This task involves the work of evaluating the collective impact of WE 1.2 hypotheses have had on constructive activation.
WE 1.2
Constructive Activation: Widespread deployment of interventions shown to collectively cause a 10% relative increase (y-o-y) on mobile web and a 25% relative increase (y-o-y) on iOS of newcomers who publish ≥1 constructive edit in the main namespace on a mobile device, as measured by controlled experiments. | source
Requirements
@MNeisler to draft
Open question(s)
- 1. Which "Approach" will we move forward with for evaluating success of WE 1.2 and why?
Approach #3:
On a per platform basis, we will calculate the proportion of interventions we deployed and evaluated through controlled experiments that met and/or exceeded the ≥10% (mobile web) and ≥25% (iOS) constructive activation targets we set at the outset of this year. In an effort to both incentivize teams to be bold while at the same time being supported if/when an intervention doesn't deliver the impact we intend, we'll consider ourselves as having been effective if >70% of the year's interventions meet or exceed the constructive activation improvement targets defined above.
Approaches
To evaluate the aggregate impact of the discrete interventions we've deployed throughout the 2024-2025 fiscal year, we're considering the following approaches...
- Approach #1: Sum impact of interventions measured through controlled experiments
- In this approach, we would sum the impacts each intervention was proven [via a controlled experiment] to have on constructive activation, on a per platform (iOS and mobile web) basis
- E.g. "Success" would mean the following: (SUM(Intervention #1, Intervention #2, Intervention #3)) ≥ 10% or 25% impact on constructive activation (on mobile web and iOS respectively).

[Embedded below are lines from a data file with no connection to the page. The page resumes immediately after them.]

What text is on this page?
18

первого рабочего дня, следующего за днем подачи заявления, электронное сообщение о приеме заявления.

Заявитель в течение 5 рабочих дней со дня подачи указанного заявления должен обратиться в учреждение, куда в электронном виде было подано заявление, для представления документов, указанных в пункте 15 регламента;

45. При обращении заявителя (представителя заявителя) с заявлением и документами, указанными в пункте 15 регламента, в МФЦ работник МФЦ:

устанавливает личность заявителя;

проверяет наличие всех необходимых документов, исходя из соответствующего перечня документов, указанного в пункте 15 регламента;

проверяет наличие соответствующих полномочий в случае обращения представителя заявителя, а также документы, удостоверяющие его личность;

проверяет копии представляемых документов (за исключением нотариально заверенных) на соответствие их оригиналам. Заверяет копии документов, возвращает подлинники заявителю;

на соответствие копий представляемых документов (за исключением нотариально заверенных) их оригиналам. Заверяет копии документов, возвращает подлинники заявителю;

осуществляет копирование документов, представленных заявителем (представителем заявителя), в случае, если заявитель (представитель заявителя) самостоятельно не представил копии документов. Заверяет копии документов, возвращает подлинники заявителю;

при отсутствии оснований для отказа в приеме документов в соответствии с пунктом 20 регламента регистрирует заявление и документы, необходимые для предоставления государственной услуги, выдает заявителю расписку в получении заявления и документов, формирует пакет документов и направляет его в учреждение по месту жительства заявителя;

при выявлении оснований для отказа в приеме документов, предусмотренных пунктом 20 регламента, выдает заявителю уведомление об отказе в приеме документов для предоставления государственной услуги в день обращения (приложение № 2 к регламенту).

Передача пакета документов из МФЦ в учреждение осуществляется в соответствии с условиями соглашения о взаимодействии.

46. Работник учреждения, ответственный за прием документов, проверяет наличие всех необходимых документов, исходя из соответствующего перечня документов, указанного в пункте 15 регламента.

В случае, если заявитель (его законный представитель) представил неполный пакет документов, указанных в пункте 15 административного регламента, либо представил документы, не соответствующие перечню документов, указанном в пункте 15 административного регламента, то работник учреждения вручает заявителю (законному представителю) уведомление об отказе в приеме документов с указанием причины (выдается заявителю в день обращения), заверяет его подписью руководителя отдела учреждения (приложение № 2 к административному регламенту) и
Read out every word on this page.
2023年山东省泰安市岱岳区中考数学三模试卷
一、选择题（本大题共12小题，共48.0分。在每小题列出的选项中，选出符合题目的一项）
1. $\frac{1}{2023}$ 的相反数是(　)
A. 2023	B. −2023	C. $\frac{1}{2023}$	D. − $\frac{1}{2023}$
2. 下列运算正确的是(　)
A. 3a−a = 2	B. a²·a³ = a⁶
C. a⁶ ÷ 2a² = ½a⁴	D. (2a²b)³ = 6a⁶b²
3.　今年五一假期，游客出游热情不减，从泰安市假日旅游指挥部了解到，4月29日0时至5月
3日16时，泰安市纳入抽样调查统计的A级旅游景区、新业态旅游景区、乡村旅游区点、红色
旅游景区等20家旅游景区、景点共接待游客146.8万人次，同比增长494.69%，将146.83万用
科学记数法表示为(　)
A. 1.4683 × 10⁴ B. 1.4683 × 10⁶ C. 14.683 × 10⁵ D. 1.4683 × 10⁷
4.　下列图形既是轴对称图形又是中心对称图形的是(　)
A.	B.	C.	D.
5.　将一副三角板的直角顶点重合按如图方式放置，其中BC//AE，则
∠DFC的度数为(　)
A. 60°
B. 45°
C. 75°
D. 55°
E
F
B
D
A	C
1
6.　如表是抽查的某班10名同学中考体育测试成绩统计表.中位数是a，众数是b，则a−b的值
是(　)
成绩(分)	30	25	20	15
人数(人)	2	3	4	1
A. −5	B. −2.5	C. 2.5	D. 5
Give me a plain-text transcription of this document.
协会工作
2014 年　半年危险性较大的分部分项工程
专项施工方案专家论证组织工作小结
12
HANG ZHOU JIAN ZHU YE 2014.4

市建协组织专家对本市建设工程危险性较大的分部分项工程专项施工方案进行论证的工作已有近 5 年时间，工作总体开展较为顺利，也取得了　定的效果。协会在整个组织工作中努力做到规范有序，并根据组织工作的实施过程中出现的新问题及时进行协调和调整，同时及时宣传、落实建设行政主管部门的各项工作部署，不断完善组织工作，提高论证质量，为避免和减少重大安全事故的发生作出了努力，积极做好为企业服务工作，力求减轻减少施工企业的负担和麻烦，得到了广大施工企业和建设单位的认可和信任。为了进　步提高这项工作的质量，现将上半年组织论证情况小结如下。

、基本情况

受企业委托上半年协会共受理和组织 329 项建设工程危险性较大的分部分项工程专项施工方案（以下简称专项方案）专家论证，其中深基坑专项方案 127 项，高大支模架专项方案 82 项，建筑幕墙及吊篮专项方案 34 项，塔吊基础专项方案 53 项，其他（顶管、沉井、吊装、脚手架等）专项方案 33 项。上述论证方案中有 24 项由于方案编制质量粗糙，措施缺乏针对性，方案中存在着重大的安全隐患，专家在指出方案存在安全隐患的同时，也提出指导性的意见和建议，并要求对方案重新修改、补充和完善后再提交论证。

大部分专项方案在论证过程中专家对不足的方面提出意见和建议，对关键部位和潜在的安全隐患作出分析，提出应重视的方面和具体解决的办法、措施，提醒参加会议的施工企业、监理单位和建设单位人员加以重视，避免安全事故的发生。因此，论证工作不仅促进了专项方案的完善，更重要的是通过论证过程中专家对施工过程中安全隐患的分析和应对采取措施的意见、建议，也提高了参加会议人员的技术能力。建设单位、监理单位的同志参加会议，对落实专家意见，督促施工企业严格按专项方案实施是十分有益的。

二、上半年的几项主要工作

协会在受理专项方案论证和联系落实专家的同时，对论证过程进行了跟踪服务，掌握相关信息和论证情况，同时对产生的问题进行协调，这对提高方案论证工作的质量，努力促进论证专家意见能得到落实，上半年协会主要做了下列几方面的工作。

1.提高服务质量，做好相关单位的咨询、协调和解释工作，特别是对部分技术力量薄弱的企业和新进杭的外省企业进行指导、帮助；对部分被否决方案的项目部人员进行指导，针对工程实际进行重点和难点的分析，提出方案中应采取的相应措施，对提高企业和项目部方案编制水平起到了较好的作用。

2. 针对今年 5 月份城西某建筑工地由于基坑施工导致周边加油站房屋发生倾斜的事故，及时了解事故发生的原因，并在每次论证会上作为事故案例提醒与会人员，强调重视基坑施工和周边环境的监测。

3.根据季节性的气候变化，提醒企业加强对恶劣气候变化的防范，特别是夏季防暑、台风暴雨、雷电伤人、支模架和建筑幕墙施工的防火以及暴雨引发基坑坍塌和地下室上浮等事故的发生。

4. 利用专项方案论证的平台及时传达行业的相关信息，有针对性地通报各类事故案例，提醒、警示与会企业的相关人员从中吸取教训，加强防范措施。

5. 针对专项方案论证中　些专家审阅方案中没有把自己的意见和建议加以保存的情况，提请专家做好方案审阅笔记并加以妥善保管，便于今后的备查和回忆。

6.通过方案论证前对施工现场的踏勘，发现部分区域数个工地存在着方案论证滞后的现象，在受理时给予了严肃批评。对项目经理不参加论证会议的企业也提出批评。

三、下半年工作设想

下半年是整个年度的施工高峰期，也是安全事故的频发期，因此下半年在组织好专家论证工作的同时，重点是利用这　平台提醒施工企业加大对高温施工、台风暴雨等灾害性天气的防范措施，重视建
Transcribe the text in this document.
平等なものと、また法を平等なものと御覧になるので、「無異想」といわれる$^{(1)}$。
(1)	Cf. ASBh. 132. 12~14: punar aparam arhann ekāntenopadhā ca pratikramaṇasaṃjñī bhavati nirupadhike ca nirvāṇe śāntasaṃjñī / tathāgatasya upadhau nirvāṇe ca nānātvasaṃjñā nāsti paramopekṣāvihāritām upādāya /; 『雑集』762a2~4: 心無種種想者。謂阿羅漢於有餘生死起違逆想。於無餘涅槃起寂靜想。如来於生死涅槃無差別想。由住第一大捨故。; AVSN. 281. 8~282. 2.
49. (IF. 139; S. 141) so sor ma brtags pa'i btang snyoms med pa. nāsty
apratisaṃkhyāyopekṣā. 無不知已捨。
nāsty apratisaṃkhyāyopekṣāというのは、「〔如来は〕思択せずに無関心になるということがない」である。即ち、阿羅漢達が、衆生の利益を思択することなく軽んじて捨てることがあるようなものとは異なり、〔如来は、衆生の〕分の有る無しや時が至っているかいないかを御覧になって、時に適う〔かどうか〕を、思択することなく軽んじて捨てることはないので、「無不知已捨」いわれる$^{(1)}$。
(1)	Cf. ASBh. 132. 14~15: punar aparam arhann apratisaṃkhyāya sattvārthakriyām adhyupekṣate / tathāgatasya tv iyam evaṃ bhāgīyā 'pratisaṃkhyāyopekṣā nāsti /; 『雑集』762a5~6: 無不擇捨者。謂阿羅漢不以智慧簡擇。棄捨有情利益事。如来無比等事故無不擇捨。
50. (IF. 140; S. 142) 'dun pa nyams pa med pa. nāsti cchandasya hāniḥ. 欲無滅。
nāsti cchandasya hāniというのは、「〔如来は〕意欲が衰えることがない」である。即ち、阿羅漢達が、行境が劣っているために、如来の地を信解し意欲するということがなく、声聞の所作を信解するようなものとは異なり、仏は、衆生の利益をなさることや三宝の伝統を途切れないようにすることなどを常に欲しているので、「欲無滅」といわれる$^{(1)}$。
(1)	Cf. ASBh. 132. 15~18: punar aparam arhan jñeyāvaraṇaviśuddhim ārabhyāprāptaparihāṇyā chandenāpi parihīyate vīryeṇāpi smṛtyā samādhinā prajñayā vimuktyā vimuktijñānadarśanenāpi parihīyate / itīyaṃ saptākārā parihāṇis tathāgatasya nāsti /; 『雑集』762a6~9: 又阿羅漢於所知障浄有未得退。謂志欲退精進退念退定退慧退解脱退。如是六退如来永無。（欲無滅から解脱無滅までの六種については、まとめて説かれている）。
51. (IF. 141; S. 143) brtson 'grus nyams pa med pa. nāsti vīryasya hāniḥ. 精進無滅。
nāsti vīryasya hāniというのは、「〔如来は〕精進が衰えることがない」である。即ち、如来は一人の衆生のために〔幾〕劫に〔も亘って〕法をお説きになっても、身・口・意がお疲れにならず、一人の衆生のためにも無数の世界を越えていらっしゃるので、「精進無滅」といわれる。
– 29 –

- Approach #2: Average impact of interventions measured through controlled experiments
- In this approach, we would average the impacts each intervention was proven [via a controlled experiment] to have on constructive activation, on a per platform (iOS and mobile web) basis
- E.g. "Success" would mean the following: (AVERAGE(Intervention #1 impact, Intervention #2 impact, Intervention #3 impact)) ≥ 10% or 25% impact on constructive activation (on mobile web and iOS respectively).
- Approach #3: Count of interventions shown to impact constructive activation, measured through controlled experiments
- In this approach, we would count the interventions proven [via a controlled experiment] to move constructive activation by at least the targets we set for each platform (≥10% = mobile web; 25% = iOS)
- E.g. "Success" would mean the following: 100% of the interventions deployed were shown to cause a ≥10% or ≥25% impact on constructive activation on mobile web and iOS respectively
Background
In T375926#10300625 (November 2024), we converged on [i][ii] measuring the impact of WE 1.2 (2024-2025) by completing, "...a year-over-year comparison to measure the collective impact of these widely deployed interventions."
Revisiting this decision now, in April 2025, we're questioning whether this year-over-year measurement of the aggregate constructive activation rate (per platform) is viable. This question is prompted, in large part, by:
- Recognizing WE 1.2 interventions are not yet fully scaled to all newcomers at all wikis
- Appreciating that evaluating constructive activation using an impact analysis creates the potential for external factors (outside of our control) that could cause shifts in this metric.
- Accepting that running a controlled experiment to evaluate the collective impact of discrete interventions extends beyond the resources/capacity available to us
i. See discussion in Slack
ii. Also see Decision Log/WE 1.2 FY 24-25